朝日大学歯学部教授の齊藤一誠氏は、原因について次のように説明する。「本来、人間は鼻で呼吸しますが、鼻炎などで鼻が詰まると口で呼吸せざるを得なくなり、それが成長の過程で定着して癖になってしまうことがあります。いわゆる扁桃腺が大きい子どもも、呼吸をしやすくするために口を開けがちです。また、乳児期にミルクや母乳をうまく飲めない、離乳食や普通食への移行がスムーズにいかないといった早期の口腔機能の問題が、『お口ぽかん』につながるケースもあります」
影響が出やすい「歯並び」や「顔つき」
「お口ぽかん」を放置すると、歯並びや顔つきに影響が出やすい。口が開いた状態が続くことで、舌の位置が下がり、上顎の発達が妨げられる。これにより、歯列が狭くなったり、出っ歯や受け口などの不正咬合を引き起こす可能性がある。また、顔つきにも変化が現れ、口元がたるんだり、あごが後退したように見えることもある。
「学習面」「運動面」「高齢期」にも悪影響
さらに、学習面や運動面、高齢期の健康にも悪影響を及ぼすリスクが指摘されている。口呼吸が習慣化すると、十分な酸素が取り込めず、集中力の低下や睡眠の質の低下につながる。これにより、学習効率が下がったり、運動時の持久力が落ちたりする可能性がある。

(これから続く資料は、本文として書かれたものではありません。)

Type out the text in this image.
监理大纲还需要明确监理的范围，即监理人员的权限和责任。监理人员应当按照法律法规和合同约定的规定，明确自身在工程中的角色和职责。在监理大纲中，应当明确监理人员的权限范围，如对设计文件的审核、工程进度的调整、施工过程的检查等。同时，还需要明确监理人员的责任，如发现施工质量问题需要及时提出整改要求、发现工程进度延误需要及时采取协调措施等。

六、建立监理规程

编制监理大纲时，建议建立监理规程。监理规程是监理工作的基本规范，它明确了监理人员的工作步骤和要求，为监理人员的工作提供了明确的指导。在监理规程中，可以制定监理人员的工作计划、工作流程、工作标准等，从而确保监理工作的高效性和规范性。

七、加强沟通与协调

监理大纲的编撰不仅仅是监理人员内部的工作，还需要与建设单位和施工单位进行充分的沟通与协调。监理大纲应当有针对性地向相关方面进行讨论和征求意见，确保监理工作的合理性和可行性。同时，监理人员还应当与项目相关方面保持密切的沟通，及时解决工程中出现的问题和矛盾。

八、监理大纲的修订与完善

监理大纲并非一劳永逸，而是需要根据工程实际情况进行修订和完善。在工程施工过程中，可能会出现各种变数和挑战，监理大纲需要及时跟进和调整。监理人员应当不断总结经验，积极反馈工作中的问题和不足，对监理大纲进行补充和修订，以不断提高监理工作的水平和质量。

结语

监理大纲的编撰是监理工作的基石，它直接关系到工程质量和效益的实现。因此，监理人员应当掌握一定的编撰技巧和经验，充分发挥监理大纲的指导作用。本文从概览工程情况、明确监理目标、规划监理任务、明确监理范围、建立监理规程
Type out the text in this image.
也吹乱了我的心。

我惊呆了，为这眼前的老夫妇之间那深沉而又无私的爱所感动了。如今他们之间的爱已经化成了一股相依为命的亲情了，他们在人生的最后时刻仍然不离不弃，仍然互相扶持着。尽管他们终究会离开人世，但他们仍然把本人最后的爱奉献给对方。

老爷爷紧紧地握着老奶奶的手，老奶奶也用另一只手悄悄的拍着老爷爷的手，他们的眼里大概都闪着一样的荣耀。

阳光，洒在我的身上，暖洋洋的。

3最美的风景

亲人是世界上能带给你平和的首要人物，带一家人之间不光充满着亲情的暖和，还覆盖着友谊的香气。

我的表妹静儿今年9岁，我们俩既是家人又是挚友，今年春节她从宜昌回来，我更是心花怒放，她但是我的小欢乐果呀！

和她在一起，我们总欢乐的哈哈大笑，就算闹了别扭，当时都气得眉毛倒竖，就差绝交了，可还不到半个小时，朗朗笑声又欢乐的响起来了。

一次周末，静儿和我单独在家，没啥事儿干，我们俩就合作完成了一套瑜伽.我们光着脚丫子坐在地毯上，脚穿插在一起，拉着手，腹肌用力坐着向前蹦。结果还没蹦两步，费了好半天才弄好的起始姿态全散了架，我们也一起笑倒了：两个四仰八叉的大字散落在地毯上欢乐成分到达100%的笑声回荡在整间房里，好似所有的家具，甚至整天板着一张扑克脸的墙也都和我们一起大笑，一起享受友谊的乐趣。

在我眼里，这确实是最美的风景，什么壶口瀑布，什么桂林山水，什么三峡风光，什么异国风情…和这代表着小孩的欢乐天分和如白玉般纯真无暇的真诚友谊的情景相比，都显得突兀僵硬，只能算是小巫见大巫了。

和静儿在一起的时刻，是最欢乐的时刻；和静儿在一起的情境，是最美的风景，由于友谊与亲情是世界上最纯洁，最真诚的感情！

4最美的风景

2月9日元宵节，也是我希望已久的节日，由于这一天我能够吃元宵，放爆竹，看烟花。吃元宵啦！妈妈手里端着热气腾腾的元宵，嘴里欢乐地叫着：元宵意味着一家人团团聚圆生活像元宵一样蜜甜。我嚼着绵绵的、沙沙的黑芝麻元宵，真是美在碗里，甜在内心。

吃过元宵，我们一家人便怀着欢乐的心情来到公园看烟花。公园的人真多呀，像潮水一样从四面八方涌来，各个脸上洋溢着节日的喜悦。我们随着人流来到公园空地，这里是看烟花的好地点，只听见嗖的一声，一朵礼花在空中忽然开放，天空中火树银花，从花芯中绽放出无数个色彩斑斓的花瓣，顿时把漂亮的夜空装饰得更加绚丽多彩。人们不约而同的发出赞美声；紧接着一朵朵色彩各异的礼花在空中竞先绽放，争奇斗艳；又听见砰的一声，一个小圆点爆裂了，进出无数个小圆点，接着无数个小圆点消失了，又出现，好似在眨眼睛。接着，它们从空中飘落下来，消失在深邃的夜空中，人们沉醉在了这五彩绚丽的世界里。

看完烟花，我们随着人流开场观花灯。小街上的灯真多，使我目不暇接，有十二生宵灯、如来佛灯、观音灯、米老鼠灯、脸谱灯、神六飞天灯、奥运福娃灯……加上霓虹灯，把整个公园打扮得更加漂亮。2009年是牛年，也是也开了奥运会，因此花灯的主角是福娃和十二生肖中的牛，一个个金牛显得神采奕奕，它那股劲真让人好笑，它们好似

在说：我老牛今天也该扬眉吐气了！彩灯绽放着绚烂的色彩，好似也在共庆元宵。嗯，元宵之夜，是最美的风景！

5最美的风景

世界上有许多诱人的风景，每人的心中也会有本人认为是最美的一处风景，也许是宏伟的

また、高齢期には、口腔機能の衰えが全身の健康に影響を与えることも懸念されている。
日常生活で見られる「お口ぽかん」のサイン
日常生活では、以下のようなサインが見られることがある:常に口が開いている、寝ているときにいびきをかく、唇が乾燥しやすい、食べ物をうまく飲み込めない、姿勢が悪いなど。これらのサインに気づいたら、早期の対策が重要だ。
「お口ぽかん」はどこに相談すべきか?
「お口ぽかん」が疑われる場合、まずは歯科医院や小児歯科、あるいは耳鼻咽喉科に相談することが推奨される。歯科医院では口腔機能の評価やトレーニングが行われ、必要に応じて耳鼻咽喉科で鼻の病気の治療が行われる。早期発見・早期対応が、子どもの健康な成長につながる。